Live auction begins on:

June 24, 06:00 PM GMT

Estimate

12,000 - 18,000 USD

Bid

7,000 USD

Lot Details

Description

Benjamin Franklin

Manuscript endorsement signed ("BFranklin," with paraph and paper seal over wax) as justice of the peace, [Philadelphia,] 15 September 1753, at the foot of a manuscript indenture bond, [Philadelphia,] 9 August 1735, indemnifying Isaac Norris and his heirs from any legal redress pertaining to the transfer of a 12,000 acre estate purchased for £4000 by John Penn from Norris, signed and sealed by John Penn, countersigned by witnesses Peter Lloyd, John Georges, and Charles Brockden, 2 pages (433 x 283 mm) on a full-sheet bifolium of laid paper (watermarked shield L G), docketed on verso of integral blank “Obligation John Penn Prop &c. to Isaac Norris”; verso of integral blank lightly browned, very minor loss at intersecting folds, not affecting text.


The present document refers to an earlier indenture where the actual purchase of the 12,000-acre trace was recorded. Evidently the conditions referred to in the indenture, or its authenticity, came under scrutiny during the settling of the estate of Isaac Norris, who died in June 1735. Three months later—albeit more than eighteen years after the original bond was signed—Benjamin Franklin affirms that original witness Charles Brockden has confirmed that he was present when the document was signed:


“This fifteenth Day of September in the year one thousand seven hundred and fifty three Before me Benjamin Franklin——Esqr. one of the Justices &c came Charles Brockden of the City of Philadelphia Gent. and upon his Solemn Affirmation according to Law did declare and say That he was personally present and did see the above named John Penn seal and as his Act and Deed Deliver this Bond or Writing obligatory and that the Name of him this Affirmant thereunto subscribed as one of the Witnesses of such Sealing and Delivery thereof is of his this Affirmants own Hand Writing In Witness whereof I have hereunto set my Hand and Seal the Day and Year aforesaid.”

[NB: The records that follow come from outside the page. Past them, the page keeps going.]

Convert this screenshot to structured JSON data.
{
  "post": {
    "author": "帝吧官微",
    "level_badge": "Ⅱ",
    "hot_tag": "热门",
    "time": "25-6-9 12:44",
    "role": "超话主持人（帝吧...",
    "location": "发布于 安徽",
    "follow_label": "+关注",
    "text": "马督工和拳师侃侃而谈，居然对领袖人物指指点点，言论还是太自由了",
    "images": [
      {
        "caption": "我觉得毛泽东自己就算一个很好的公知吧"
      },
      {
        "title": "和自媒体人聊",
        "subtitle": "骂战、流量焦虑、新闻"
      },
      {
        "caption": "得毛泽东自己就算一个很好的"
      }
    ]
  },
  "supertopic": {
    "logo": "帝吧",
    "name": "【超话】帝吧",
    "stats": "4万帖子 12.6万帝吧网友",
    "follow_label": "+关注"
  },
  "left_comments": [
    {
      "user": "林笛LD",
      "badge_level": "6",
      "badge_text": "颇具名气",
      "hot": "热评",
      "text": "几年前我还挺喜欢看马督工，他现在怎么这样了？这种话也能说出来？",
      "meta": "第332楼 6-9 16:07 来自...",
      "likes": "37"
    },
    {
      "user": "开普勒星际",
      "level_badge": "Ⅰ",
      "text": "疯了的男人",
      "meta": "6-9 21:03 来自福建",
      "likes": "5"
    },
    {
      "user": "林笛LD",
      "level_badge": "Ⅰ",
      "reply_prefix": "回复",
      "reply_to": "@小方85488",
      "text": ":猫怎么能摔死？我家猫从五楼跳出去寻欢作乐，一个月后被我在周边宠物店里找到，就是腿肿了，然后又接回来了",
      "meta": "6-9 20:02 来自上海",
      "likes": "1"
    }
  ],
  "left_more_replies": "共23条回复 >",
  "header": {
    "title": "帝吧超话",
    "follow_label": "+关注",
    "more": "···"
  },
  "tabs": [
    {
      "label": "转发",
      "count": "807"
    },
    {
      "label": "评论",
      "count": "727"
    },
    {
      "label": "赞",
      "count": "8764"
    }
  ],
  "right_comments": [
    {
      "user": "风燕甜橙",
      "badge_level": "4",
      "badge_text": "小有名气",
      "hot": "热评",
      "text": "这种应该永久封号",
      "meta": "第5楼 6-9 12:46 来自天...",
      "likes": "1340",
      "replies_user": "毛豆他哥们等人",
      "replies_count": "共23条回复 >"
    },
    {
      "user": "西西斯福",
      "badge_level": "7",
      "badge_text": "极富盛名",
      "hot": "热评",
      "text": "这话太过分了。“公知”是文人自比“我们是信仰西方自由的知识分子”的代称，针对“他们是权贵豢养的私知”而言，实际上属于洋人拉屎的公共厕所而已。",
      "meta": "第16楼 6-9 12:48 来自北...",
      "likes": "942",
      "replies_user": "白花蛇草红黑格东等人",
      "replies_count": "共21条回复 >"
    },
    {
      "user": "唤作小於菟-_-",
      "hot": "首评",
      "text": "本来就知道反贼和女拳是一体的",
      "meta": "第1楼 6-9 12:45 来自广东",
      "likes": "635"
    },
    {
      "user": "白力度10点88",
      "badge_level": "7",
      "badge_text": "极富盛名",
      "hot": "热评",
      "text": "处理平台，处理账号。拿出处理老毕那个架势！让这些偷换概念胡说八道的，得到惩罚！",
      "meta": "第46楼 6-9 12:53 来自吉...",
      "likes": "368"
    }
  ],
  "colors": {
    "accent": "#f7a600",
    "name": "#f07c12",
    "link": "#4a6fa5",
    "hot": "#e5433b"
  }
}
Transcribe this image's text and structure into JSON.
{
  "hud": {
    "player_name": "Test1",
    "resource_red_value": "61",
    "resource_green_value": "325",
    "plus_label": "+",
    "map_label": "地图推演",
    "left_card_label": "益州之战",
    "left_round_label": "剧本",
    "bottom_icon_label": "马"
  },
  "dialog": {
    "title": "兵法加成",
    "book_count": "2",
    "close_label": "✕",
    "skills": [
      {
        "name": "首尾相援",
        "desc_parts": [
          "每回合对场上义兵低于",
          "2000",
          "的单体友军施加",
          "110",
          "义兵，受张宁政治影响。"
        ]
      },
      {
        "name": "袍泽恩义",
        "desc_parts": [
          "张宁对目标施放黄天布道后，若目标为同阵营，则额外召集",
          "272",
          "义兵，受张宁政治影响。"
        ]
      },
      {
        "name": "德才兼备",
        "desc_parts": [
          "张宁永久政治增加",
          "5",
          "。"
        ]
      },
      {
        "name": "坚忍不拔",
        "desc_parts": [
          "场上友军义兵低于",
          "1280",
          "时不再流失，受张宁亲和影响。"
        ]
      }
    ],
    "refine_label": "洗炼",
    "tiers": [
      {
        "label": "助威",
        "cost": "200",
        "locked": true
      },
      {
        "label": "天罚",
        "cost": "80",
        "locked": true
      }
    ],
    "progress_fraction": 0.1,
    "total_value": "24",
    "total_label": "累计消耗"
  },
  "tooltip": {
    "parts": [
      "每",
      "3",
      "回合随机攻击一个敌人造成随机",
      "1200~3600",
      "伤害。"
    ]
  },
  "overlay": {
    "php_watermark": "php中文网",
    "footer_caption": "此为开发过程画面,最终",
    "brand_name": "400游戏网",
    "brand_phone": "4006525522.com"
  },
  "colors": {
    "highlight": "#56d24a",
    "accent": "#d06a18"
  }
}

Documents signed by Franklin as a justice of the peace are quite uncommon because he served in the office only a few years. He was first appointed in 1749, but he recalled in his autobiography, “The office of justice of the peace I try’d a little, by attending a few courts, and sitting on the bench to hear causes; but finding that more knowledge of the common law than I possess’d was necessary to act in that station with credit, I gradually withdrew from it, excusing myself by my being oblig’d to attend the higher duties of a legislator in the Assembly. ”


Charles Brockden was himself a justice of the peace and a recorder of deeds; he witnessed Franklin’s articles of agreement with David Hall, 1 January 1748.